The Commodity Futures Trading Commission classified Bitcoin, Ethereum, USDT, and other cryptocurrencies as commodities in a court filing related to fraud accusations against Alameda CEO Caroline Ellison and Gary Wang, Alameda and FTX co-founder.
When it comes to the regulation of cryptocurrencies, the most influential regulatory authorities are the Commodity Futures Trading Commission (CFTC) and the Securities and Exchange Commission (SEC). The CFTC is in charge of commodities, while the SEC is in charge of securities, and this is basically how they divide up their territory for their respective domains.
The question of whether cryptocurrencies should be classified as commodities or securities has been widely debated for several years at this point.
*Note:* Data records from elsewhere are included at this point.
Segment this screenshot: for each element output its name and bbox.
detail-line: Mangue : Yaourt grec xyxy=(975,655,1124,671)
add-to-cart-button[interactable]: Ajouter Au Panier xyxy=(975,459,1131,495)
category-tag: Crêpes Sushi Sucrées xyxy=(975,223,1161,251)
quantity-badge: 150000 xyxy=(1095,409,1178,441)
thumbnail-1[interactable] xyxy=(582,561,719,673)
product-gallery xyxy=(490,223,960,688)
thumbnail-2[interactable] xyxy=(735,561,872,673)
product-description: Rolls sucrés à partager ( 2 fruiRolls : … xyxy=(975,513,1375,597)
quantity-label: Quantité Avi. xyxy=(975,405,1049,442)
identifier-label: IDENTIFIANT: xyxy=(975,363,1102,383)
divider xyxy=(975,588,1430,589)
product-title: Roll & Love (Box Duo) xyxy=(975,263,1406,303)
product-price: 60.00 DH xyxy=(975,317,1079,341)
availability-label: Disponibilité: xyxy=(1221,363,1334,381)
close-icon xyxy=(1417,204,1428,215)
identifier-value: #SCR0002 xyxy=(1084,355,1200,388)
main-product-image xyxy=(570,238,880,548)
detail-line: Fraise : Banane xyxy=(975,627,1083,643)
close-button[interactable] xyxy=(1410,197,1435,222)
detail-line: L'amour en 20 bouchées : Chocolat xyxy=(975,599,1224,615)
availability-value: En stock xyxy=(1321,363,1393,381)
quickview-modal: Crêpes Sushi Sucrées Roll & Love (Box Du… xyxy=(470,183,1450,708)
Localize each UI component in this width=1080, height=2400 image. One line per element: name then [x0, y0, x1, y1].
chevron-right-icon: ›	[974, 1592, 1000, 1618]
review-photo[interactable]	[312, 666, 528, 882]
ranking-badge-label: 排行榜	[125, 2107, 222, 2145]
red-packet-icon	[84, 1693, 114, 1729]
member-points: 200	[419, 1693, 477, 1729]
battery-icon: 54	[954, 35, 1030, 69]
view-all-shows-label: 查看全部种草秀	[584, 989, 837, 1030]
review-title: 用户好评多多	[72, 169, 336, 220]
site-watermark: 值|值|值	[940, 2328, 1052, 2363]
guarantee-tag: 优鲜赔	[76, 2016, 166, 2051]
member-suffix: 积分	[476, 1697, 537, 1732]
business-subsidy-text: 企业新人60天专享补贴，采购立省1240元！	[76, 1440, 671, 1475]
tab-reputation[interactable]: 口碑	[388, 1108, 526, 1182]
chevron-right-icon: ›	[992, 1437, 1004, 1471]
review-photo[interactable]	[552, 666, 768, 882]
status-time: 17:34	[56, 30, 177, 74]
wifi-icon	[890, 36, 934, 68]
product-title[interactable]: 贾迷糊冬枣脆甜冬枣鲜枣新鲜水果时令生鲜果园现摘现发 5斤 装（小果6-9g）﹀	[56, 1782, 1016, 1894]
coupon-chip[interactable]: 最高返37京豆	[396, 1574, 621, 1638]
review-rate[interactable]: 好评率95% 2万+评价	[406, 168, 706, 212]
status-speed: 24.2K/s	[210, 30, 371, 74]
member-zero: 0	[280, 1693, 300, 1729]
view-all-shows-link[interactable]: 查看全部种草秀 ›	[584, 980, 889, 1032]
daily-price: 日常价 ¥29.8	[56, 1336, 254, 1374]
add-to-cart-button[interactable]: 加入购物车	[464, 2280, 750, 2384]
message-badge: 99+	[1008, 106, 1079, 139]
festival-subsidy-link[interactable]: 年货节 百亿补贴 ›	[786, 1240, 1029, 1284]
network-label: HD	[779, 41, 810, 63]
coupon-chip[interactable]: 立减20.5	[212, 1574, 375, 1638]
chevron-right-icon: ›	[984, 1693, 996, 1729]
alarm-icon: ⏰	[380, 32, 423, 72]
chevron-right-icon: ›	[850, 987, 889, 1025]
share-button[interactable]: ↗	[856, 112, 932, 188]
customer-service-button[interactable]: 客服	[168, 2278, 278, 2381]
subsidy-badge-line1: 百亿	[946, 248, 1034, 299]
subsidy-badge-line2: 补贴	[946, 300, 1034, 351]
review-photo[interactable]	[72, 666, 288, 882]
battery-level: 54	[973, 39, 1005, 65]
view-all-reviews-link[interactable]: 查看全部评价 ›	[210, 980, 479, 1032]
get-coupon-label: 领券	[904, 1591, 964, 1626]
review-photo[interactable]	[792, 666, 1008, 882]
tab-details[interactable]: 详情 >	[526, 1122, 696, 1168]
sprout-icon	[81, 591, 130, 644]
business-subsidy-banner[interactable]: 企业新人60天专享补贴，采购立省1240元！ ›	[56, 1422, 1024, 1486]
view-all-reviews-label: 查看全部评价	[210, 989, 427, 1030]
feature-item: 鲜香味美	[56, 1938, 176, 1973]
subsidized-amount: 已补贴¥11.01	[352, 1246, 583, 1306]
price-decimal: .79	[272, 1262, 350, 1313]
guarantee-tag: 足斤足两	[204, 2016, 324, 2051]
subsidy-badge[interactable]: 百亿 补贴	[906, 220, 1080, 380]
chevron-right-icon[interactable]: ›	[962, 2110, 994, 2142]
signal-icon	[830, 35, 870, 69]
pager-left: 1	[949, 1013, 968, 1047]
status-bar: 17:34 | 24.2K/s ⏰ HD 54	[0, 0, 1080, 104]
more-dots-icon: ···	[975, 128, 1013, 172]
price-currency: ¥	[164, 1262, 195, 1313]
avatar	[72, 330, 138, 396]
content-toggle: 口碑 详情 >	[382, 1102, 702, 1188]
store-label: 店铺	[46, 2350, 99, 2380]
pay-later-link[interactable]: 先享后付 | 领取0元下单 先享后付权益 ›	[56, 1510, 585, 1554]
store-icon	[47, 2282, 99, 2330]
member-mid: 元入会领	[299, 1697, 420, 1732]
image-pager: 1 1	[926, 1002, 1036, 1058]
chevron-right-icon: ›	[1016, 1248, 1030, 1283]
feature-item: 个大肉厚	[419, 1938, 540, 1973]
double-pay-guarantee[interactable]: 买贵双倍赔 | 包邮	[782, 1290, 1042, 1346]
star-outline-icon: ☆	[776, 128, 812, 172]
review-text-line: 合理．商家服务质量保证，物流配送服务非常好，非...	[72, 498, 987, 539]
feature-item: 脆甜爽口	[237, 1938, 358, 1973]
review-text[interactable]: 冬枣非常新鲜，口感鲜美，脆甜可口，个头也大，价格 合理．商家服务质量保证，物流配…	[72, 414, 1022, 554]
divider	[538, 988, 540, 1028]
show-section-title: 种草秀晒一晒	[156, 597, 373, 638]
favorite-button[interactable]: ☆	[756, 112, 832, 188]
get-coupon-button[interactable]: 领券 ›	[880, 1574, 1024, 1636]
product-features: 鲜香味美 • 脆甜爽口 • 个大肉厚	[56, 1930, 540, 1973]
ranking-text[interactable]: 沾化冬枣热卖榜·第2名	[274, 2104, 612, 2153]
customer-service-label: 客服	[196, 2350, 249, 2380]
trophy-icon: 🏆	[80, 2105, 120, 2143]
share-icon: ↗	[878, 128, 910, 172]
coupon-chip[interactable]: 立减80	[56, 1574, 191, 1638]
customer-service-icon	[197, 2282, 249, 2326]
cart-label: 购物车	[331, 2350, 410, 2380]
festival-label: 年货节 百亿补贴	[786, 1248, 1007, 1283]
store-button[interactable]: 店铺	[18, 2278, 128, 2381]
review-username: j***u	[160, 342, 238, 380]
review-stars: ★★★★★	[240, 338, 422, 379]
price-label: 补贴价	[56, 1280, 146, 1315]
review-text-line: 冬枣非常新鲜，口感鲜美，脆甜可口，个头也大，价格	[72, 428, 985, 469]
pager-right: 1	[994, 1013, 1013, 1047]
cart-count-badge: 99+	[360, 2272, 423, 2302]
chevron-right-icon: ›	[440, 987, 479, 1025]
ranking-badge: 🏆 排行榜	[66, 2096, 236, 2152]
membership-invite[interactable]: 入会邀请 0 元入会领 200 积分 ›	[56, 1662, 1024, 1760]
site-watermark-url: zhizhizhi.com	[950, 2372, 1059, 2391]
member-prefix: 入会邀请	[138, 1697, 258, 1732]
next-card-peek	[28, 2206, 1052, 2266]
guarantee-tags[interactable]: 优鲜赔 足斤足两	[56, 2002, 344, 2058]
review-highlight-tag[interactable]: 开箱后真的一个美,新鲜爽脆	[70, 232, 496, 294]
Despite the SEC’s persistent efforts to classify some of these assets as securities, the fact that the CFTC is treating them as commodities is a significant development for the business.
Although the Commodity Futures Trading Commission (CFTC) issued a blanket ruling in 2015 declaring that all cryptocurrencies, regardless of their specific nature, are in fact commodities.
SEC Chair Gary Gensler, however, has stated that the vast majority of cryptocurrencies ought to be treated as securities rather than commodities, casting doubt on the CFTC’s finding from 2015.
Not only does he argue that they need security regulation, but he also points out that not all cryptocurrencies are the same and that perhaps some of them are better classified as commodities than securities.
Meanwhile, as is clear from the most recent court filing, the CFTC does not appear to give a great deal of weight to Gensler’s opinion, as they continue to treat cryptocurrencies in the same manner as commodities. Interesting, isn’t it?